If I sound a little impatient, FOOTPERV, I apologize. We live in a deeply negative culture for sex and wrinkles, and our first reaction when a partner reveals a wrinkle is often an instinctive negative reaction to the idea of wrinkles. At this time, we may not distinguish between high asking price / high price and low asking price / low price. And I hope you can see the compliment this awesome, smart, funny, sexy guy was giving you when he asked. He felt secure enough to share with you something that other guys judged him for and humiliated him for. Accept the compliment, buy the nail polish, pay the price.
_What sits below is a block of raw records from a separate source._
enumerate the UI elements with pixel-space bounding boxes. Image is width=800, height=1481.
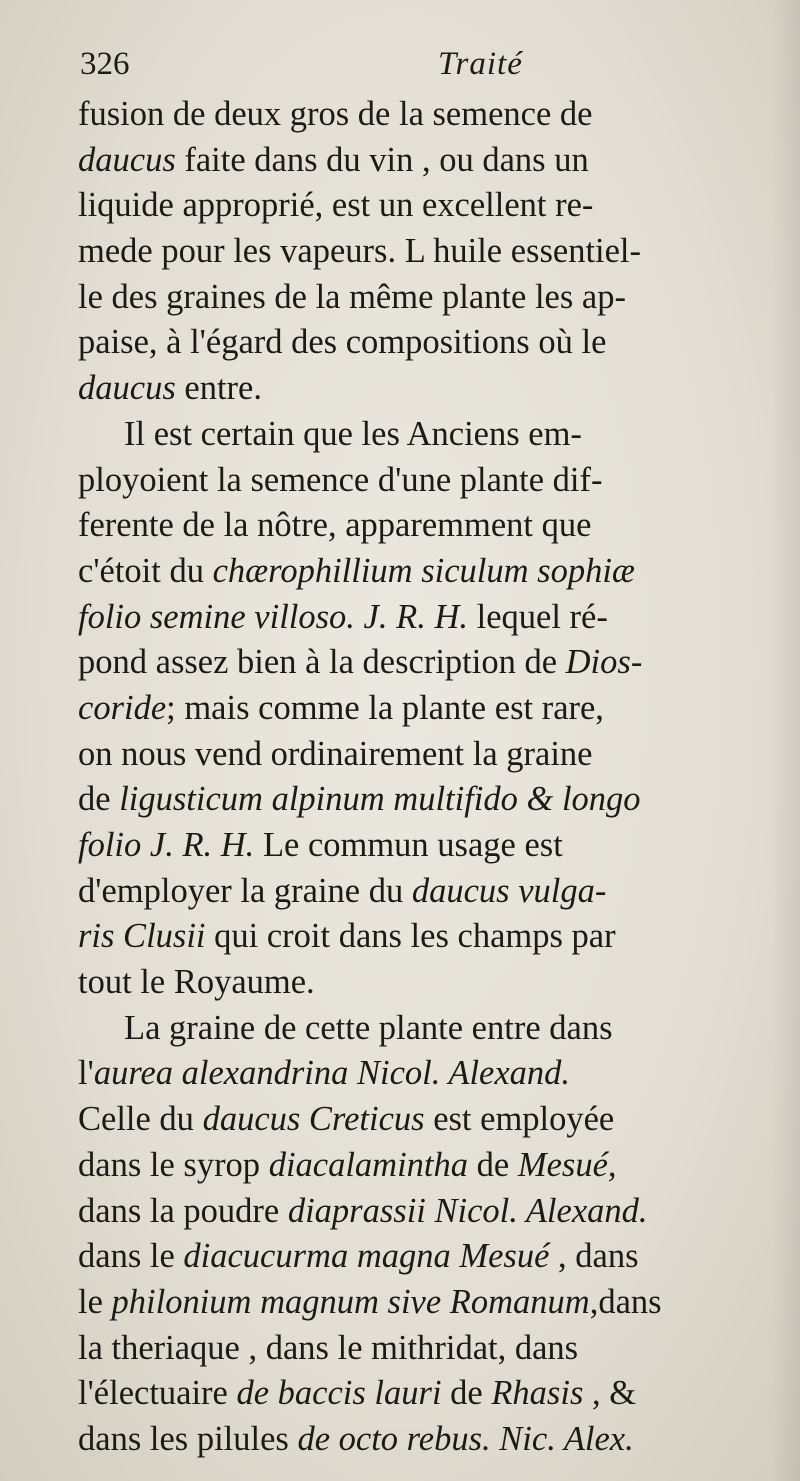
text-segment: dans la poudre (78, 1191, 288, 1230)
text-segment: de (468, 1145, 518, 1184)
text-segment: fusion de deux gros de la semence de (78, 95, 593, 133)
text-line (78, 777, 728, 823)
text-segment: La graine de cette plante entre dans (124, 1008, 613, 1047)
page-header (80, 46, 780, 96)
text-segment: lequel ré- (467, 597, 608, 636)
italic-segment: daucus (78, 140, 176, 179)
italic-segment: daucus (78, 369, 176, 408)
text-line (78, 1006, 728, 1052)
text-line (78, 412, 728, 458)
text-line (78, 1326, 728, 1372)
text-line (78, 595, 728, 641)
text-segment: paise, à l'égard des compositions où le (78, 323, 607, 362)
text-line (78, 549, 728, 595)
italic-segment: Mesué, (517, 1145, 617, 1184)
text-line (78, 1097, 728, 1143)
text-segment: ployoient la semence d'une plante dif- (78, 460, 603, 499)
text-segment: on nous vend ordinairement la graine (78, 734, 593, 773)
text-segment: Le commun usage est (254, 826, 563, 864)
text-segment: ; mais comme la plante est rare, (166, 688, 604, 727)
text-segment: faite dans du vin , ou dans un (175, 140, 589, 179)
text-line (78, 823, 728, 869)
text-segment: l'électuaire (78, 1374, 237, 1413)
text-line (78, 92, 728, 138)
text-segment: d'employer la graine du (78, 871, 412, 910)
italic-segment: diaprassii Nicol. Alexand. (287, 1191, 648, 1230)
italic-segment: daucus vulga- (411, 871, 607, 910)
text-segment: est employée (424, 1100, 615, 1139)
text-segment: dans les pilules (78, 1419, 298, 1458)
text-line (78, 366, 728, 412)
text-segment: tout le Royaume. (78, 963, 315, 1002)
text-line (78, 1417, 728, 1463)
text-line (78, 732, 728, 778)
italic-segment: diacalamintha (268, 1145, 469, 1184)
text-segment: le (78, 1282, 112, 1321)
text-line (78, 275, 728, 321)
text-segment: dans le syrop (78, 1145, 269, 1184)
italic-segment: chærophillium siculum sophiæ (212, 551, 635, 590)
text-segment: Il est certain que les Anciens em- (124, 414, 582, 453)
italic-segment: folio J. R. H. (78, 826, 255, 864)
text-segment: entre. (175, 369, 262, 408)
text-line (78, 229, 728, 275)
body-text (78, 92, 728, 1463)
italic-segment: aurea alexandrina Nicol. Alexand. (93, 1054, 571, 1093)
italic-segment: ris Clusii (78, 917, 206, 956)
text-line (78, 640, 728, 686)
text-line (78, 869, 728, 915)
italic-segment: Rhasis (491, 1374, 584, 1413)
text-segment: pond assez bien à la description de (78, 643, 566, 682)
text-line (78, 1234, 728, 1280)
text-line (78, 1189, 728, 1235)
text-line (78, 1051, 728, 1097)
text-line (78, 960, 728, 1006)
text-segment: liquide approprié, est un excellent re- (78, 186, 594, 225)
italic-segment: philonium magnum sive Romanum (111, 1282, 590, 1321)
text-line (78, 458, 728, 504)
italic-segment: Dios- (565, 643, 643, 682)
text-segment: ,dans (589, 1282, 662, 1321)
italic-segment: de baccis lauri (236, 1374, 442, 1413)
text-line (78, 1371, 728, 1417)
text-segment: , dans (549, 1237, 639, 1276)
text-segment: le des graines de la même plante les ap- (78, 277, 626, 316)
italic-segment: daucus Creticus (202, 1100, 425, 1139)
italic-segment: ligusticum alpinum multifido & longo (119, 780, 641, 819)
italic-segment: folio semine villoso. J. R. H. (78, 597, 468, 636)
text-segment: mede pour les vapeurs. L huile essentiel- (78, 232, 642, 271)
text-segment: l' (78, 1054, 94, 1093)
text-segment: la theriaque , dans le mithridat, dans (78, 1328, 579, 1367)
text-segment: , & (583, 1374, 637, 1413)
text-line (78, 914, 728, 960)
text-segment: qui croit dans les champs par (205, 917, 616, 956)
text-line (78, 503, 728, 549)
text-line (78, 320, 728, 366)
italic-segment: diacucurma magna Mesué (183, 1237, 550, 1276)
page-number: 326 (80, 46, 130, 82)
text-line (78, 138, 728, 184)
text-segment: de (78, 780, 120, 819)
italic-segment: de octo rebus. Nic. Alex. (297, 1419, 634, 1458)
page-edge-shadow (770, 0, 800, 1481)
text-line (78, 686, 728, 732)
text-segment: Celle du (78, 1100, 203, 1139)
text-line (78, 183, 728, 229)
text-segment: c'étoit du (78, 551, 213, 590)
text-segment: ferente de la nôtre, apparemment que (78, 506, 592, 545)
text-segment: dans le (78, 1237, 184, 1276)
italic-segment: coride (78, 688, 167, 727)
text-line (78, 1143, 728, 1189)
text-segment: de (441, 1374, 492, 1413)
text-line (78, 1280, 728, 1326)
running-title: Traité (438, 46, 523, 82)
I am a 37 year old woman who almost three years ago came out of a toxic and violent six year relationship with a man I think I love. After I left it for good, my life started to improve in many ways. However, it seems that my once very healthy sexual desires are dead. Since we broke up, I haven’t felt any sexual urges or attraction to anyone. I sincerely believe that there is something wrong with me. I can’t even imagine having privacy again. A year ago I went out for a few dates with a man younger than me, he was cute and very interested in me but I just didn’t feel the connection. I really don’t know what to think about this situation. Any advice is deeply appreciated.
-Just another girl
Could it be a coincidence? Besides getting rid of a toxic and abusive ex – and it’s harder than people who haven’t been in an abusive relationship often realize and I’m so glad you walked away from it – is- what happened something else three years ago that could have ruined your libido, JAG? Did you take any medication at the time for depression or anxiety? Could an undiagnosed medical condition that started around the same time create a libido reservoir hormonal imbalance? Have you switched to a new form of contraception in anticipation of the sex you would soon have with other better, nicer, hotter, and nicer men?
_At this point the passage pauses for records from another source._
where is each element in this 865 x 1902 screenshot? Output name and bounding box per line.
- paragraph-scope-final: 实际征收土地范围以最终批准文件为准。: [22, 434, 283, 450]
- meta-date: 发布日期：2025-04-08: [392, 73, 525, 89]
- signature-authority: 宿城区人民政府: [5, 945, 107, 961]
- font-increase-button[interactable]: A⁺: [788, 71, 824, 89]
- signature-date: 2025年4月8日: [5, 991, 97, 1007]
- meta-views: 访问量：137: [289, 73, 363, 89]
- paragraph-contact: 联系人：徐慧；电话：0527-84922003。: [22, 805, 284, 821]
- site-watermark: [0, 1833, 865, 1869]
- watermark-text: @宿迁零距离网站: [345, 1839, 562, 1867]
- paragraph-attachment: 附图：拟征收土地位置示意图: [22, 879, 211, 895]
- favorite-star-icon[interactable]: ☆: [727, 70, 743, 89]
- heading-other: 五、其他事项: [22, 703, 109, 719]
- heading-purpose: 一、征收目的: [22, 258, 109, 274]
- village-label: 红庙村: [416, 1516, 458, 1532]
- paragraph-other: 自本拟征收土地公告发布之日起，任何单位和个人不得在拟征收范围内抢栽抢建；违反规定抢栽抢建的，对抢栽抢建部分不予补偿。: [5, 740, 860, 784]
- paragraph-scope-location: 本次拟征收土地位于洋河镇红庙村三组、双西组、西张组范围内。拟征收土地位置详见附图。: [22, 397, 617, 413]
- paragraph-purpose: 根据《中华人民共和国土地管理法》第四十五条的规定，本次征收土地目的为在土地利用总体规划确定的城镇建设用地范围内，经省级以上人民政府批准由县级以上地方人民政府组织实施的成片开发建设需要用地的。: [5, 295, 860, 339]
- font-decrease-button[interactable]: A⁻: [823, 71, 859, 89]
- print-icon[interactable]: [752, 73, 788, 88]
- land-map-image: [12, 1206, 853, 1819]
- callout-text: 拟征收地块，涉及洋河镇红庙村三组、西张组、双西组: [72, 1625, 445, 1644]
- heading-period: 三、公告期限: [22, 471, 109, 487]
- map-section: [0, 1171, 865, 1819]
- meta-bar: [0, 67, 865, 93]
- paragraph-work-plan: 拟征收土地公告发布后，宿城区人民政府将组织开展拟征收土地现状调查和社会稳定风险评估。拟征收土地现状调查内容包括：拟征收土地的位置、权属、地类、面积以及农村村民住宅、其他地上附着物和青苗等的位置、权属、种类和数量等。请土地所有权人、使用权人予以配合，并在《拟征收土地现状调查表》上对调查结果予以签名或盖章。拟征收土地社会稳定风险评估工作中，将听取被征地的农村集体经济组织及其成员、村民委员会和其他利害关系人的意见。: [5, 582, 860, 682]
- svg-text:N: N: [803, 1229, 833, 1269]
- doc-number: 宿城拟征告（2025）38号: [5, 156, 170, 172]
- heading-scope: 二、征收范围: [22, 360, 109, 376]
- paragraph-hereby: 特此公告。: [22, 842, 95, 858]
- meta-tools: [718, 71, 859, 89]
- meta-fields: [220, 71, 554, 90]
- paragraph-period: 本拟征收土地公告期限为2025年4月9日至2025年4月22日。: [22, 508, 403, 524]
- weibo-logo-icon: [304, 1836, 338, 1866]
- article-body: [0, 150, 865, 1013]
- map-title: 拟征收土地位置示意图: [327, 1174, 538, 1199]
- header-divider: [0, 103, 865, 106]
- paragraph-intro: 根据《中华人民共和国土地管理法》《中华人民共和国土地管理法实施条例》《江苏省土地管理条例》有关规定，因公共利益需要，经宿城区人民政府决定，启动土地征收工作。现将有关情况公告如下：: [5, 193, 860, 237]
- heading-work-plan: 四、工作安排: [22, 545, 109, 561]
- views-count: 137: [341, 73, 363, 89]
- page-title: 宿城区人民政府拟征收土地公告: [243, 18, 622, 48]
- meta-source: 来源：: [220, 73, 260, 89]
If nothing else happens – if you are not taking medication for depression or anxiety, if you have had your hormone levels checked and they are normal, if a new form of contraception is not ‘s not affecting your libido – then the most obvious and likely answer is probably the correct one: Three years after coming out of an abusive relationship, JAG, you are still in shock. And the best advice is also the obvious advice: find an HIV-positive therapist or counselor who can help you overcome your trauma and recover your sexuality. Even if you were to have your hormone levels checked or your psychological medications adjusted or switch to a new method of birth control, I would still recommend seeing a counselor or therapist.
And even if the thought of being intimate with others stresses you out and makes you anxious, JAG, you can still explore solo sex. You don’t have to wait for the arrival of the right sexy young man to reconnect with your sexuality. You can read or write erotica, you can splurge on an expensive sex toy (have you seen the new clit sucking vibrators?), You can watch or create porn. Really having fun can be the first step to enjoying others again.